The Beginning Of ‘Dalda’
The story started in the 1930s when Dutch traders gave India vanaspati ghee – hydrogenated oil instead of ghee. At this point, the English Lever brothers, forerunners of Unilever, had established a presence in the European market for food products. They recognized a market opportunity in India’s hydrogenated oil industry due to the high cost and limited accessibility of ghee.
Around 1931, they founded a business in India under the name Hindustan Vanaspati Manufacturing Limited. In 1932, they also built a facility in Sewri, India (modern-day greater Mumbai), and they acquired the Dutch manufacturer’s license for vanaspati ghee.
However, the use of the name Dada (the Dutch importer company) was a condition of the transaction. Dalda was therefore created in 1937 in India by fusing the names Dada and L of the Lever brothers.
Rise & Fall Of Dalda
In addition to its all-encompassing advertising, Dalda started to stand out for its distinctive yellow tins with a green palm tree emblem. Through its extensive distribution network, Lever moved these distinctive tins throughout the nation. A big square tin for institutional users, such as hotels and restaurants, and smaller round tins for in-home usage were available in different pack sizes. Lever went above and beyond to promote Dalda, positioning it as a reliable substitute for ghee.
In the 1950s, there was a heated debate over whether to outlaw Dalda. It was asserted that Dalda was a fake, a ghee-impersonating product.
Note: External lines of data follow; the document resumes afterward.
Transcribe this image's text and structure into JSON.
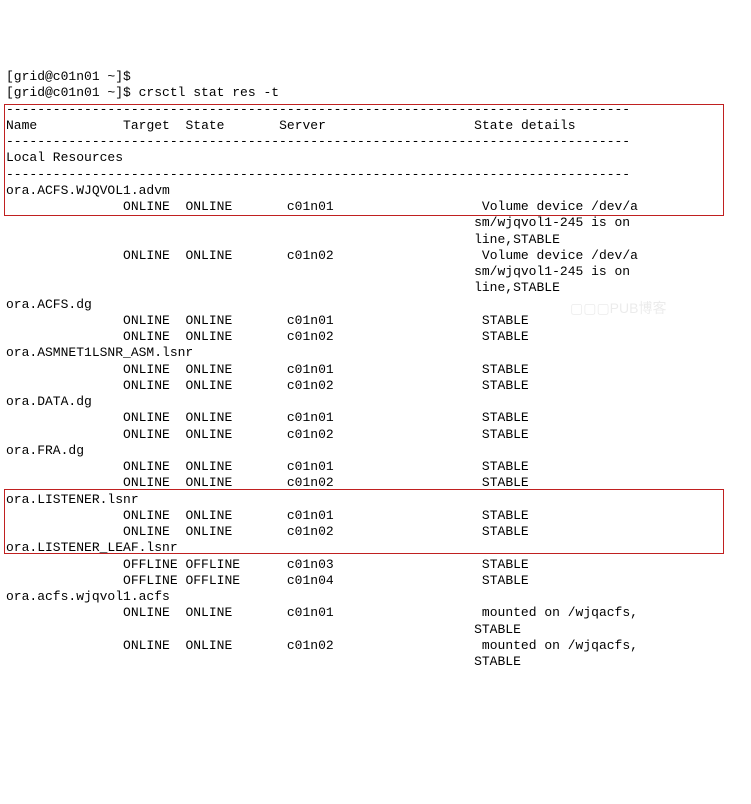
{
  "prompt1": "[grid@c01n01 ~]$",
  "prompt2": "[grid@c01n01 ~]$ crsctl stat res -t",
  "divider": "--------------------------------------------------------------------------------",
  "hdr_name": "Name",
  "hdr_target": "Target",
  "hdr_state": "State",
  "hdr_server": "Server",
  "hdr_details": "State details",
  "section_local": "Local Resources",
  "res": {
    "advm": "ora.ACFS.WJQVOL1.advm",
    "acfs_dg": "ora.ACFS.dg",
    "asmnet": "ora.ASMNET1LSNR_ASM.lsnr",
    "data_dg": "ora.DATA.dg",
    "fra_dg": "ora.FRA.dg",
    "listener": "ora.LISTENER.lsnr",
    "listener_leaf": "ora.LISTENER_LEAF.lsnr",
    "acfs_mount": "ora.acfs.wjqvol1.acfs"
  },
  "srv": {
    "n01": "c01n01",
    "n02": "c01n02",
    "n03": "c01n03",
    "n04": "c01n04"
  },
  "st": {
    "online": "ONLINE",
    "offline": "OFFLINE",
    "stable": "STABLE"
  },
  "det": {
    "vol1a": "Volume device /dev/a",
    "vol1b": "sm/wjqvol1-245 is on",
    "vol1c": "line,STABLE",
    "mnt1": "mounted on /wjqacfs,",
    "mnt1b": "STABLE",
    "mnt2": "mounted on /wjqacfs,",
    "mnt2b": "STABLE"
  },
  "watermark": "▢▢▢PUB博客"
}
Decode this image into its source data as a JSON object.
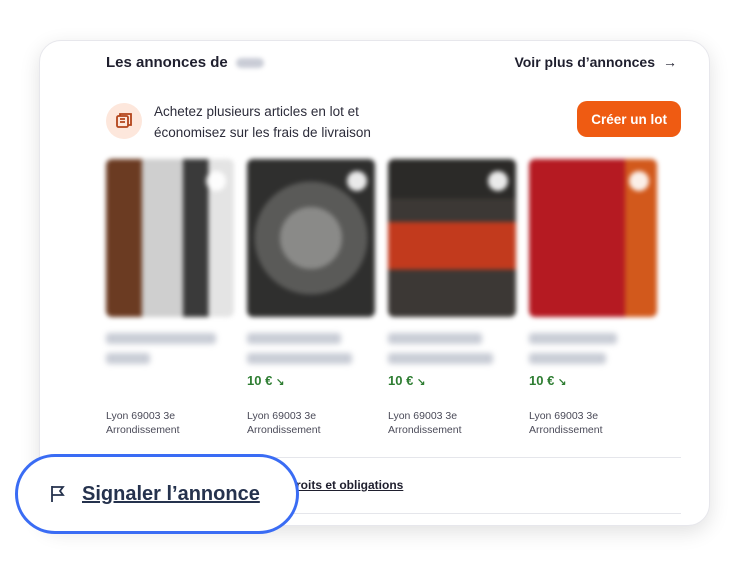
{
  "header": {
    "title": "Les annonces de",
    "see_more": "Voir plus d’annonces",
    "see_more_arrow": "→"
  },
  "bundle": {
    "text": "Achetez plusieurs articles en lot et économisez sur les frais de livraison",
    "button": "Créer un lot"
  },
  "products": [
    {
      "price": "",
      "location": "Lyon 69003 3e Arrondissement"
    },
    {
      "price": "10 €",
      "location": "Lyon 69003 3e Arrondissement"
    },
    {
      "price": "10 €",
      "location": "Lyon 69003 3e Arrondissement"
    },
    {
      "price": "10 €",
      "location": "Lyon 69003 3e Arrondissement"
    }
  ],
  "footer": {
    "rights_link": "roits et obligations"
  },
  "report": {
    "label": "Signaler l’annonce"
  },
  "colors": {
    "accent": "#ef5b12",
    "price": "#2e7d32",
    "callout_border": "#3a6cf4"
  }
}
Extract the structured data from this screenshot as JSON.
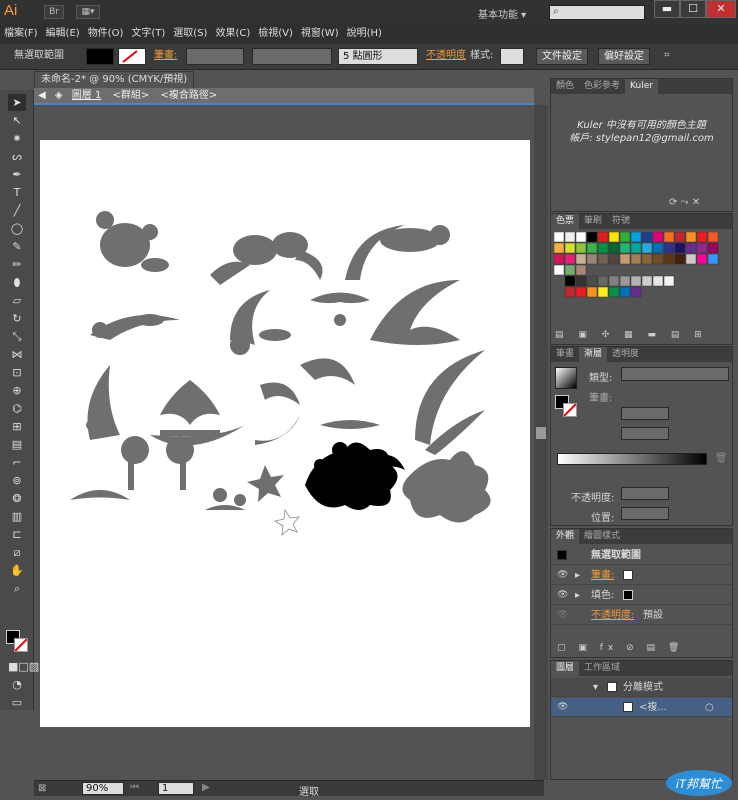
{
  "app": {
    "logo": "Ai",
    "workspace": "基本功能",
    "minimize": "▬",
    "restore": "☐",
    "close": "✕"
  },
  "menus": [
    "檔案(F)",
    "編輯(E)",
    "物件(O)",
    "文字(T)",
    "選取(S)",
    "效果(C)",
    "檢視(V)",
    "視窗(W)",
    "說明(H)"
  ],
  "control": {
    "selection": "無選取範圍",
    "stroke_label": "筆畫:",
    "brush": "5 點圓形",
    "opacity_label": "不透明度",
    "style_label": "樣式:",
    "doc_setup": "文件設定",
    "prefs": "偏好設定"
  },
  "document": {
    "tab": "未命名-2* @ 90% (CMYK/預視)",
    "tab_close": "×",
    "crumb_layer": "圖層 1",
    "crumb_group": "<群組>",
    "crumb_path": "<複合路徑>"
  },
  "status": {
    "zoom": "90%",
    "page": "1",
    "mode": "選取"
  },
  "panels": {
    "kuler": {
      "tabs": [
        "顏色",
        "色彩參考",
        "Kuler"
      ],
      "message": "Kuler 中沒有可用的顏色主題",
      "account": "帳戶: stylepan12@gmail.com"
    },
    "swatches": {
      "tabs": [
        "色票",
        "筆刷",
        "符號"
      ]
    },
    "gradient": {
      "tabs": [
        "筆畫",
        "漸層",
        "透明度"
      ],
      "type_label": "類型:",
      "stroke_label": "筆畫:",
      "opacity_label": "不透明度:",
      "position_label": "位置:"
    },
    "appearance": {
      "tabs": [
        "外觀",
        "繪圖樣式"
      ],
      "title": "無選取範圍",
      "stroke": "筆畫:",
      "fill": "填色:",
      "opacity": "不透明度:",
      "opacity_value": "預設"
    },
    "layers": {
      "tabs": [
        "圖層",
        "工作區域"
      ],
      "layer_name": "分離模式",
      "sublayer": "<複..."
    }
  },
  "watermark": {
    "text": "iT邦幫忙"
  },
  "colors": {
    "accent": "#f29a35",
    "selection_blue": "#4a82d6"
  }
}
Dalda was criticized for being a tainted version of desi ghee and for being unhealthy due to its high saturated fat level.
This time, the adage “any publicity is good publicity” did not apply. At this point, there were numerous brands of clear or refined oil on the market that were regarded as healthier. Due to intense rivalry, Dalda was rapidly losing market share. Because of this, HUL sold the Dalda brand to American food and agri company Bunge for around INR 90 crores as Dalda was losing market share due to fierce competition.
For Bunge, the Dalda acquisition was the big leap it was seeking in the edible oil market. There were false starts, partly because of the vanaspati ghee legacy. As Boke said,
“We first launched an edible oil range under Dalda in 2007. We did this under the tagline ‘Husband’s Choice’. But we soon realized that it wasn’t clicking in the marketplace. In 2013, we relaunched the range under the tagline ‘Dabba Khali, path full’ (Tiffin box empty, stomach full) and did extensive below-the-line activities besides above-the-line campaigns, to promote this new positioning of the brand.”
The company’s net worth increased by 8.05% and its EBITDA increased by 53.52% between 2017–18 and 2018–19. The company’s debt has a stable CRISIL rating and its current assets are 1.6 times its current liabilities. The revival strategies worked and today Dalda is not just a brand but a household name.